Clyde Barr returns in “one of the best thrillers of the year” (The Washington Times) that “promises intense, edge-of-the-seat excitement to anyone who picks it up” (Nelson DeMille).
Clyde Barr, the drifter with lethal skills, is alone again, wandering the highways of the American West in search of something to believe in. As summer turns to autumn, he trades his car for a horse and heads for the mountains, planning to clear his head and regain his edge with some hunting. But when he runs across an elderly sick man—a Ute Indian from a nearby reservation—Clyde’s dream of solitude is quickly dashed.
On the reservation, Clyde finds the old man’s daughter, Lawana, as well as a group of menacing bikers called the Reapers running wild in the economically depressed, half-abandoned village. Gripped by the desire to do good in a bleak world, Clyde offers to stay on Lawana’s ranch to help out until her father is released from the hospital. He controls himself around the bikers, even when he sees them harass a few Native American women—but when the Reapers attack a local boy Clyde has to do something. As tensions rise between the locals and the Reapers, Clyde’s efforts to protect the reservation become a fight for his and Lawana’s lives. And then the stakes ratchet up even more.
A Promise to Kill is the edge-of-the-seat sequel to Nothing Short of Dying that “readers will have a hard time putting…down” (Publishers Weekly).
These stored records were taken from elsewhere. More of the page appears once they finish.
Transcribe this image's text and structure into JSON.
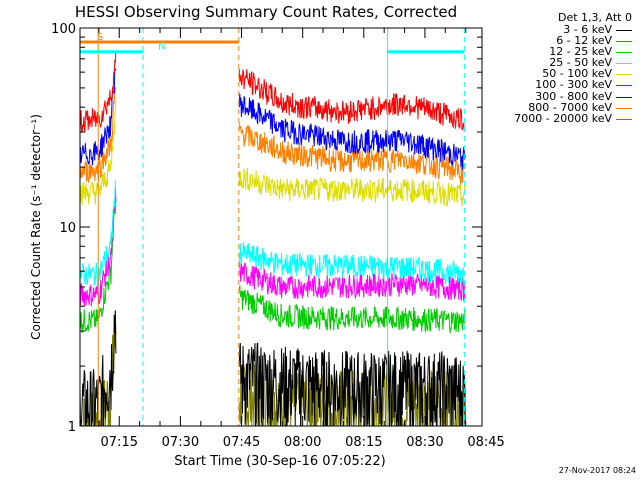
{
  "chart_data": {
    "type": "line",
    "title": "HESSI Observing Summary Count Rates, Corrected",
    "xlabel": "Start Time (30-Sep-16 07:05:22)",
    "ylabel": "Corrected Count Rate (s⁻¹ detector⁻¹)",
    "ylog": true,
    "xlim": [
      "07:05:22",
      "08:44:00"
    ],
    "ylim": [
      1,
      100
    ],
    "xticks": [
      "07:15",
      "07:30",
      "07:45",
      "08:00",
      "08:15",
      "08:30",
      "08:45"
    ],
    "yticks": [
      "1",
      "10",
      "100"
    ],
    "legend_title": "Det 1,3, Att 0",
    "legend_placement": "top-right",
    "data_gap": [
      "07:14:10",
      "07:44:20"
    ],
    "series": [
      {
        "name": "3 - 6 keV",
        "color": "#000000",
        "x": [
          "07:05:22",
          "07:10:00",
          "07:13:00",
          "07:14:10",
          "07:44:20",
          "07:55:00",
          "08:10:00",
          "08:25:00",
          "08:35:00",
          "08:40:00"
        ],
        "y": [
          1.3,
          1.3,
          2.0,
          4.0,
          1.8,
          1.7,
          1.6,
          1.6,
          1.6,
          1.5
        ]
      },
      {
        "name": "6 - 12 keV",
        "color": "#ff00ff",
        "x": [
          "07:05:22",
          "07:10:00",
          "07:13:00",
          "07:14:10",
          "07:44:20",
          "07:55:00",
          "08:10:00",
          "08:25:00",
          "08:35:00",
          "08:40:00"
        ],
        "y": [
          4.6,
          4.6,
          7.0,
          15.0,
          6.0,
          5.0,
          5.1,
          5.2,
          5.0,
          4.9
        ]
      },
      {
        "name": "12 - 25 keV",
        "color": "#00cc00",
        "x": [
          "07:05:22",
          "07:10:00",
          "07:13:00",
          "07:14:10",
          "07:44:20",
          "07:55:00",
          "08:10:00",
          "08:25:00",
          "08:35:00",
          "08:40:00"
        ],
        "y": [
          3.4,
          3.4,
          6.0,
          14.0,
          4.5,
          3.6,
          3.5,
          3.5,
          3.4,
          3.4
        ]
      },
      {
        "name": "25 - 50 keV",
        "color": "#00ffff",
        "x": [
          "07:05:22",
          "07:10:00",
          "07:13:00",
          "07:14:10",
          "07:44:20",
          "07:55:00",
          "08:10:00",
          "08:25:00",
          "08:35:00",
          "08:40:00"
        ],
        "y": [
          5.8,
          5.8,
          8.0,
          16.0,
          7.5,
          6.5,
          6.4,
          6.3,
          6.0,
          5.9
        ]
      },
      {
        "name": "50 - 100 keV",
        "color": "#dddd00",
        "x": [
          "07:05:22",
          "07:10:00",
          "07:13:00",
          "07:14:10",
          "07:44:20",
          "07:55:00",
          "08:10:00",
          "08:25:00",
          "08:35:00",
          "08:40:00"
        ],
        "y": [
          15.0,
          15.0,
          20.0,
          40.0,
          18.0,
          15.5,
          15.5,
          15.5,
          14.8,
          14.2
        ]
      },
      {
        "name": "100 - 300 keV",
        "color": "#ff0000",
        "x": [
          "07:05:22",
          "07:10:00",
          "07:13:00",
          "07:14:10",
          "07:44:20",
          "07:55:00",
          "08:10:00",
          "08:25:00",
          "08:35:00",
          "08:40:00"
        ],
        "y": [
          34.0,
          35.0,
          45.0,
          70.0,
          58.0,
          42.0,
          38.0,
          42.0,
          37.0,
          34.0
        ]
      },
      {
        "name": "300 - 800 keV",
        "color": "#0000ff",
        "x": [
          "07:05:22",
          "07:10:00",
          "07:13:00",
          "07:14:10",
          "07:44:20",
          "07:55:00",
          "08:10:00",
          "08:25:00",
          "08:35:00",
          "08:40:00"
        ],
        "y": [
          23.0,
          24.0,
          33.0,
          65.0,
          42.0,
          31.0,
          27.0,
          27.5,
          24.0,
          22.0
        ]
      },
      {
        "name": "800 - 7000 keV",
        "color": "#ff8000",
        "x": [
          "07:05:22",
          "07:10:00",
          "07:13:00",
          "07:14:10",
          "07:44:20",
          "07:55:00",
          "08:10:00",
          "08:25:00",
          "08:35:00",
          "08:40:00"
        ],
        "y": [
          19.0,
          19.5,
          26.0,
          50.0,
          30.0,
          24.0,
          21.5,
          22.0,
          20.0,
          18.5
        ]
      },
      {
        "name": "7000 - 20000 keV",
        "color": "#808000",
        "x": [
          "07:05:22",
          "07:10:00",
          "07:13:00",
          "07:14:10",
          "07:44:20",
          "07:55:00",
          "08:10:00",
          "08:25:00",
          "08:35:00",
          "08:40:00"
        ],
        "y": [
          1.0,
          1.0,
          1.5,
          3.0,
          1.4,
          1.3,
          1.3,
          1.3,
          1.3,
          1.2
        ]
      }
    ],
    "flags": [
      {
        "label": "S",
        "color": "#ff8000",
        "level": 85,
        "spans": [
          [
            "07:05:22",
            "07:44:20"
          ]
        ]
      },
      {
        "label": "N",
        "color": "#00ffff",
        "level": 76,
        "spans": [
          [
            "07:05:22",
            "07:20:50"
          ],
          [
            "08:20:50",
            "08:39:40"
          ]
        ]
      }
    ],
    "markers": [
      {
        "color": "#ff8000",
        "style": "dashed",
        "x": "07:44:20"
      },
      {
        "color": "#ff8000",
        "style": "solid",
        "x": "07:09:50"
      },
      {
        "color": "#00ffff",
        "style": "dashed",
        "x": "07:20:50"
      },
      {
        "color": "#00ffff",
        "style": "dashed",
        "x": "08:39:40"
      },
      {
        "color": "#00ffff",
        "style": "solid",
        "x": "08:20:50"
      }
    ]
  },
  "footer_timestamp": "27-Nov-2017 08:24"
}
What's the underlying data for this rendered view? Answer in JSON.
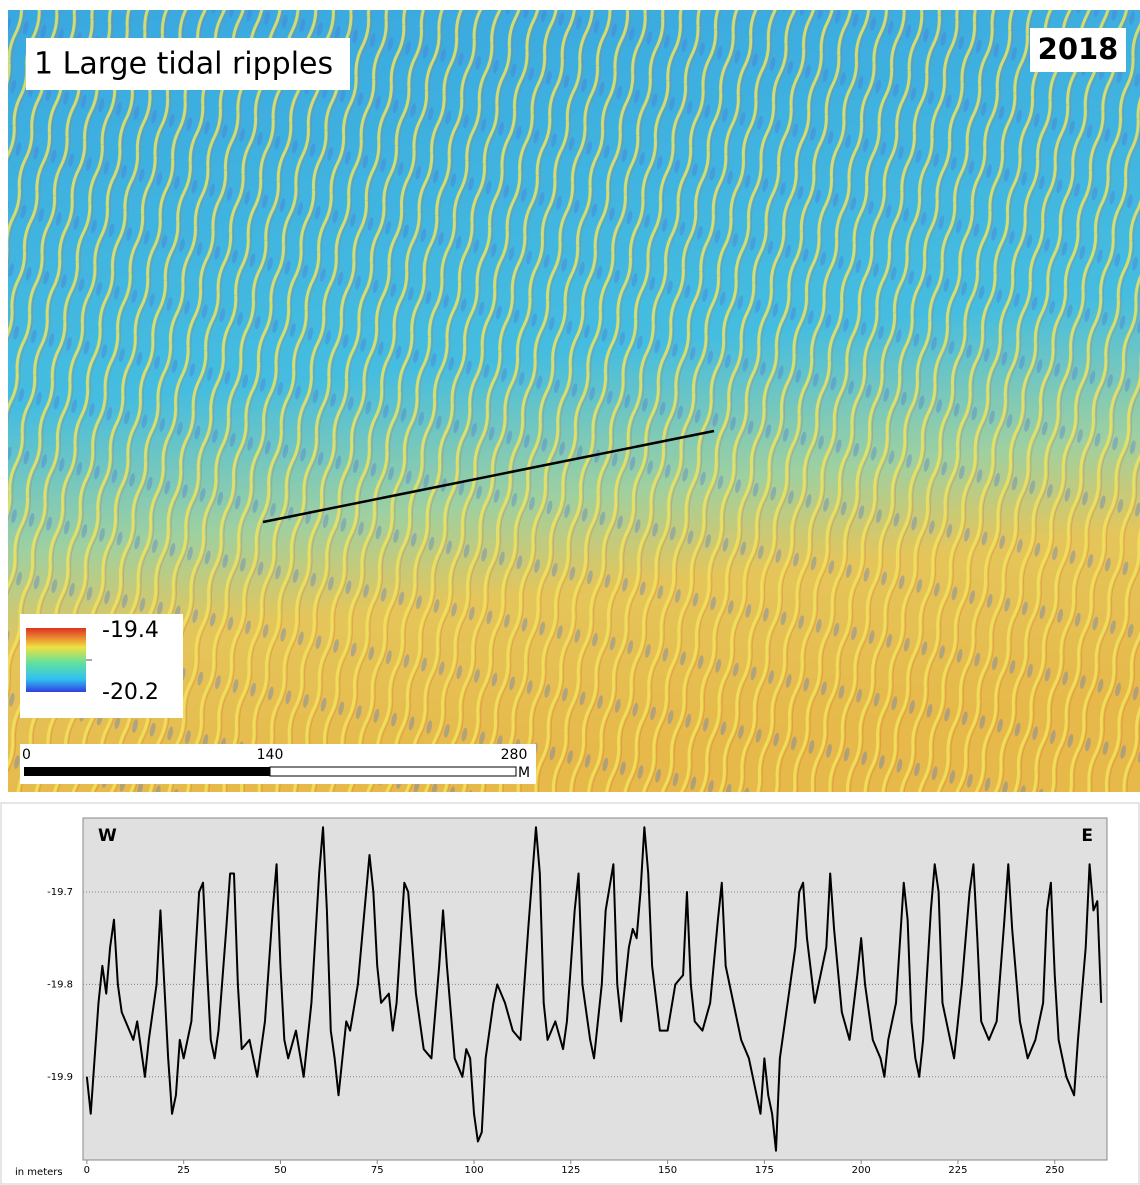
{
  "map": {
    "title": "1 Large tidal ripples",
    "year": "2018",
    "legend": {
      "max": "-19.4",
      "min": "-20.2"
    },
    "scale_bar": {
      "labels": [
        "0",
        "140",
        "280"
      ],
      "unit": "M"
    }
  },
  "chart_data": {
    "type": "line",
    "annotations": [
      "W",
      "E"
    ],
    "y_label": "in meters",
    "x": [
      0,
      1,
      2,
      3,
      4,
      5,
      6,
      7,
      8,
      9,
      10,
      12,
      13,
      15,
      16,
      18,
      19,
      20,
      21,
      22,
      23,
      24,
      25,
      27,
      29,
      30,
      31,
      32,
      33,
      34,
      36,
      37,
      38,
      39,
      40,
      42,
      44,
      46,
      48,
      49,
      50,
      51,
      52,
      54,
      56,
      58,
      60,
      61,
      62,
      63,
      64,
      65,
      66,
      67,
      68,
      70,
      73,
      74,
      75,
      76,
      78,
      79,
      80,
      82,
      83,
      85,
      87,
      89,
      91,
      92,
      93,
      95,
      97,
      98,
      99,
      100,
      101,
      102,
      103,
      105,
      106,
      108,
      110,
      112,
      114,
      116,
      117,
      118,
      119,
      121,
      123,
      124,
      126,
      127,
      128,
      130,
      131,
      133,
      134,
      136,
      137,
      138,
      140,
      141,
      142,
      143,
      144,
      145,
      146,
      148,
      150,
      152,
      154,
      155,
      156,
      157,
      159,
      161,
      163,
      164,
      165,
      167,
      169,
      171,
      173,
      174,
      175,
      176,
      177,
      178,
      179,
      181,
      183,
      184,
      185,
      186,
      188,
      189,
      191,
      192,
      193,
      195,
      197,
      199,
      200,
      201,
      203,
      205,
      206,
      207,
      209,
      211,
      212,
      213,
      214,
      215,
      216,
      218,
      219,
      220,
      221,
      223,
      224,
      226,
      228,
      229,
      230,
      231,
      233,
      235,
      237,
      238,
      239,
      241,
      243,
      245,
      247,
      248,
      249,
      250,
      251,
      252,
      253,
      255,
      256,
      258,
      259,
      260,
      261,
      262
    ],
    "values": [
      -19.9,
      -19.94,
      -19.88,
      -19.82,
      -19.78,
      -19.81,
      -19.76,
      -19.73,
      -19.8,
      -19.83,
      -19.84,
      -19.86,
      -19.84,
      -19.9,
      -19.86,
      -19.8,
      -19.72,
      -19.8,
      -19.88,
      -19.94,
      -19.92,
      -19.86,
      -19.88,
      -19.84,
      -19.7,
      -19.69,
      -19.78,
      -19.86,
      -19.88,
      -19.85,
      -19.74,
      -19.68,
      -19.68,
      -19.8,
      -19.87,
      -19.86,
      -19.9,
      -19.84,
      -19.72,
      -19.67,
      -19.78,
      -19.86,
      -19.88,
      -19.85,
      -19.9,
      -19.82,
      -19.68,
      -19.63,
      -19.72,
      -19.85,
      -19.88,
      -19.92,
      -19.88,
      -19.84,
      -19.85,
      -19.8,
      -19.66,
      -19.7,
      -19.78,
      -19.82,
      -19.81,
      -19.85,
      -19.82,
      -19.69,
      -19.7,
      -19.81,
      -19.87,
      -19.88,
      -19.78,
      -19.72,
      -19.78,
      -19.88,
      -19.9,
      -19.87,
      -19.88,
      -19.94,
      -19.97,
      -19.96,
      -19.88,
      -19.82,
      -19.8,
      -19.82,
      -19.85,
      -19.86,
      -19.74,
      -19.63,
      -19.68,
      -19.82,
      -19.86,
      -19.84,
      -19.87,
      -19.84,
      -19.72,
      -19.68,
      -19.8,
      -19.86,
      -19.88,
      -19.8,
      -19.72,
      -19.67,
      -19.8,
      -19.84,
      -19.76,
      -19.74,
      -19.75,
      -19.7,
      -19.63,
      -19.68,
      -19.78,
      -19.85,
      -19.85,
      -19.8,
      -19.79,
      -19.7,
      -19.8,
      -19.84,
      -19.85,
      -19.82,
      -19.73,
      -19.69,
      -19.78,
      -19.82,
      -19.86,
      -19.88,
      -19.92,
      -19.94,
      -19.88,
      -19.92,
      -19.94,
      -19.98,
      -19.88,
      -19.82,
      -19.76,
      -19.7,
      -19.69,
      -19.75,
      -19.82,
      -19.8,
      -19.76,
      -19.68,
      -19.74,
      -19.83,
      -19.86,
      -19.79,
      -19.75,
      -19.8,
      -19.86,
      -19.88,
      -19.9,
      -19.86,
      -19.82,
      -19.69,
      -19.73,
      -19.84,
      -19.88,
      -19.9,
      -19.86,
      -19.72,
      -19.67,
      -19.7,
      -19.82,
      -19.86,
      -19.88,
      -19.8,
      -19.7,
      -19.67,
      -19.75,
      -19.84,
      -19.86,
      -19.84,
      -19.73,
      -19.67,
      -19.74,
      -19.84,
      -19.88,
      -19.86,
      -19.82,
      -19.72,
      -19.69,
      -19.79,
      -19.86,
      -19.88,
      -19.9,
      -19.92,
      -19.86,
      -19.76,
      -19.67,
      -19.72,
      -19.71,
      -19.82
    ],
    "color": "#000000",
    "xlim": [
      -1,
      263.5
    ],
    "ylim": [
      -19.99,
      -19.62
    ],
    "xticks": [
      0,
      25,
      50,
      75,
      100,
      125,
      150,
      175,
      200,
      225,
      250
    ],
    "yticks": [
      -19.7,
      -19.8,
      -19.9
    ],
    "grid": true
  }
}
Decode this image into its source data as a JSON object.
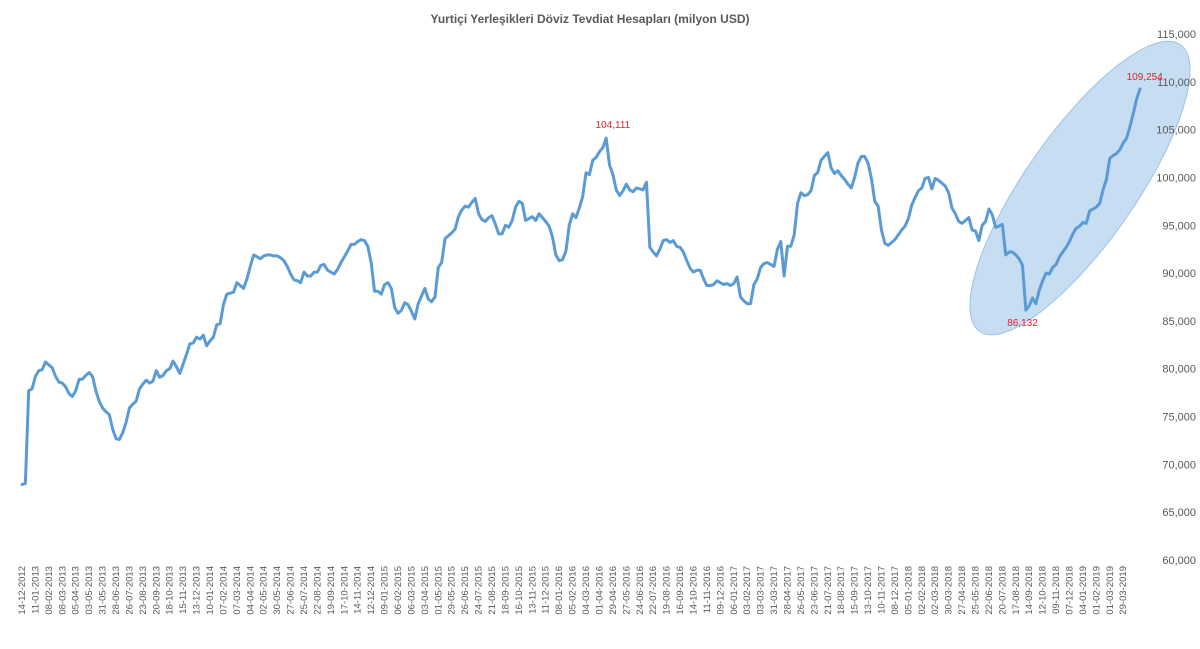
{
  "chart_data": {
    "type": "line",
    "title": "Yurtiçi Yerleşikleri Döviz Tevdiat Hesapları (milyon USD)",
    "xlabel": "",
    "ylabel": "",
    "ylim": [
      60000,
      115000
    ],
    "y_ticks": [
      "60,000",
      "65,000",
      "70,000",
      "75,000",
      "80,000",
      "85,000",
      "90,000",
      "95,000",
      "100,000",
      "105,000",
      "110,000",
      "115,000"
    ],
    "x_tick_labels": [
      "14-12-2012",
      "11-01-2013",
      "08-02-2013",
      "08-03-2013",
      "05-04-2013",
      "03-05-2013",
      "31-05-2013",
      "28-06-2013",
      "26-07-2013",
      "23-08-2013",
      "20-09-2013",
      "18-10-2013",
      "15-11-2013",
      "13-12-2013",
      "10-01-2014",
      "07-02-2014",
      "07-03-2014",
      "04-04-2014",
      "02-05-2014",
      "30-05-2014",
      "27-06-2014",
      "25-07-2014",
      "22-08-2014",
      "19-09-2014",
      "17-10-2014",
      "14-11-2014",
      "12-12-2014",
      "09-01-2015",
      "06-02-2015",
      "06-03-2015",
      "03-04-2015",
      "01-05-2015",
      "29-05-2015",
      "26-06-2015",
      "24-07-2015",
      "21-08-2015",
      "18-09-2015",
      "16-10-2015",
      "13-11-2015",
      "11-12-2015",
      "08-01-2016",
      "05-02-2016",
      "04-03-2016",
      "01-04-2016",
      "29-04-2016",
      "27-05-2016",
      "24-06-2016",
      "22-07-2016",
      "19-08-2016",
      "16-09-2016",
      "14-10-2016",
      "11-11-2016",
      "09-12-2016",
      "06-01-2017",
      "03-02-2017",
      "03-03-2017",
      "31-03-2017",
      "28-04-2017",
      "26-05-2017",
      "23-06-2017",
      "21-07-2017",
      "18-08-2017",
      "15-09-2017",
      "13-10-2017",
      "10-11-2017",
      "08-12-2017",
      "05-01-2018",
      "02-02-2018",
      "02-03-2018",
      "30-03-2018",
      "27-04-2018",
      "25-05-2018",
      "22-06-2018",
      "20-07-2018",
      "17-08-2018",
      "14-09-2018",
      "12-10-2018",
      "09-11-2018",
      "07-12-2018",
      "04-01-2019",
      "01-02-2019",
      "01-03-2019",
      "29-03-2019"
    ],
    "series": [
      {
        "values": [
          67900,
          68000,
          77700,
          77900,
          79200,
          79800,
          79900,
          80700,
          80400,
          80100,
          79200,
          78600,
          78500,
          78100,
          77400,
          77100,
          77700,
          78900,
          78900,
          79300,
          79600,
          79200,
          77700,
          76600,
          75900,
          75500,
          75200,
          73700,
          72700,
          72600,
          73300,
          74400,
          75900,
          76300,
          76600,
          77900,
          78400,
          78800,
          78500,
          78700,
          79800,
          79100,
          79300,
          79800,
          80000,
          80800,
          80200,
          79500,
          80500,
          81500,
          82600,
          82700,
          83300,
          83100,
          83500,
          82400,
          82900,
          83300,
          84600,
          84700,
          86700,
          87800,
          87900,
          88000,
          89000,
          88700,
          88400,
          89400,
          90700,
          91900,
          91700,
          91500,
          91800,
          91900,
          91900,
          91800,
          91800,
          91600,
          91300,
          90700,
          89900,
          89300,
          89200,
          89000,
          90100,
          89700,
          89700,
          90100,
          90100,
          90800,
          90900,
          90300,
          90100,
          89900,
          90400,
          91100,
          91700,
          92300,
          93000,
          93000,
          93300,
          93500,
          93400,
          92800,
          91100,
          88100,
          88100,
          87800,
          88800,
          89000,
          88400,
          86400,
          85800,
          86100,
          86900,
          86700,
          86000,
          85200,
          86800,
          87600,
          88400,
          87300,
          87000,
          87500,
          90600,
          91100,
          93600,
          93900,
          94200,
          94600,
          95900,
          96600,
          97000,
          96900,
          97400,
          97800,
          96200,
          95600,
          95400,
          95800,
          96000,
          95100,
          94100,
          94100,
          95000,
          94800,
          95500,
          96900,
          97500,
          97300,
          95500,
          95700,
          95900,
          95500,
          96200,
          95800,
          95400,
          94900,
          93800,
          91900,
          91300,
          91400,
          92300,
          95000,
          96200,
          95800,
          96800,
          98000,
          100500,
          100300,
          101800,
          102100,
          102700,
          103100,
          104111,
          101300,
          100300,
          98700,
          98100,
          98600,
          99300,
          98700,
          98500,
          98900,
          98800,
          98700,
          99500,
          92700,
          92200,
          91800,
          92500,
          93400,
          93500,
          93200,
          93400,
          92800,
          92700,
          92200,
          91300,
          90500,
          90100,
          90300,
          90300,
          89400,
          88700,
          88700,
          88800,
          89200,
          89000,
          88800,
          88900,
          88700,
          88900,
          89600,
          87500,
          87100,
          86800,
          86800,
          88800,
          89400,
          90600,
          91000,
          91100,
          90900,
          90700,
          92500,
          93300,
          89700,
          92800,
          92800,
          94000,
          97300,
          98400,
          98100,
          98200,
          98600,
          100200,
          100500,
          101800,
          102200,
          102600,
          101000,
          100400,
          100700,
          100200,
          99800,
          99300,
          98900,
          100000,
          101500,
          102200,
          102200,
          101500,
          99900,
          97500,
          97000,
          94500,
          93100,
          92900,
          93200,
          93500,
          94000,
          94500,
          94900,
          95700,
          97100,
          97900,
          98600,
          98900,
          99900,
          100000,
          98800,
          99900,
          99700,
          99400,
          99100,
          98400,
          96800,
          96200,
          95400,
          95200,
          95500,
          95800,
          94500,
          94400,
          93400,
          95000,
          95400,
          96700,
          96100,
          94800,
          94900,
          95100,
          91900,
          92200,
          92200,
          91900,
          91500,
          90800,
          86132,
          86600,
          87400,
          86800,
          88200,
          89200,
          90000,
          89900,
          90600,
          90900,
          91700,
          92200,
          92700,
          93300,
          94100,
          94700,
          94900,
          95300,
          95200,
          96500,
          96700,
          96900,
          97300,
          98700,
          99800,
          102000,
          102300,
          102500,
          102900,
          103600,
          104100,
          105300,
          106700,
          108200,
          109254
        ]
      }
    ],
    "annotations": [
      {
        "text": "104,111",
        "index": 176,
        "value": 104111
      },
      {
        "text": "86,132",
        "index": 298,
        "value": 86132
      },
      {
        "text": "109,254",
        "index": 335,
        "value": 109254
      }
    ],
    "line_color": "#5b9bd5",
    "highlight_ellipse_color": "#bdd7ee",
    "annotation_color": "#e0232b",
    "grid": false,
    "legend": "none"
  }
}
Storey's nail-biting sequel to 2016's Nothing Short of Dying finds drifter Clyde Barr, who has spent the last 16 years traveling in third-world countries, seeking solitude and serenity in the American West. After stumbling on Bud Nicholas, who's old and sick, on the road near the Ute reservation in northeast Utah, Clyde drives him to the clinic in the desolate town of Wakara, where Bud's daughter, Lawana, is a doctor. When Clyde learns that the widowed Lawana is feeling overwhelmed running her father's ranch with just her teenage son, he volunteers to help out. Meanwhile, the Reapers, a group of bikers, have arrived in Wakara, where they start intimidating the locals and lewdly accosting women. Clyde thinks the repeated provocations reflect a purpose more insidious than just messing with the Utes. Once Clyde uncovers the real reason the Reapers have come to Wakara, the action shifts into high gear. Readers will have a hard time putting this thriller down.)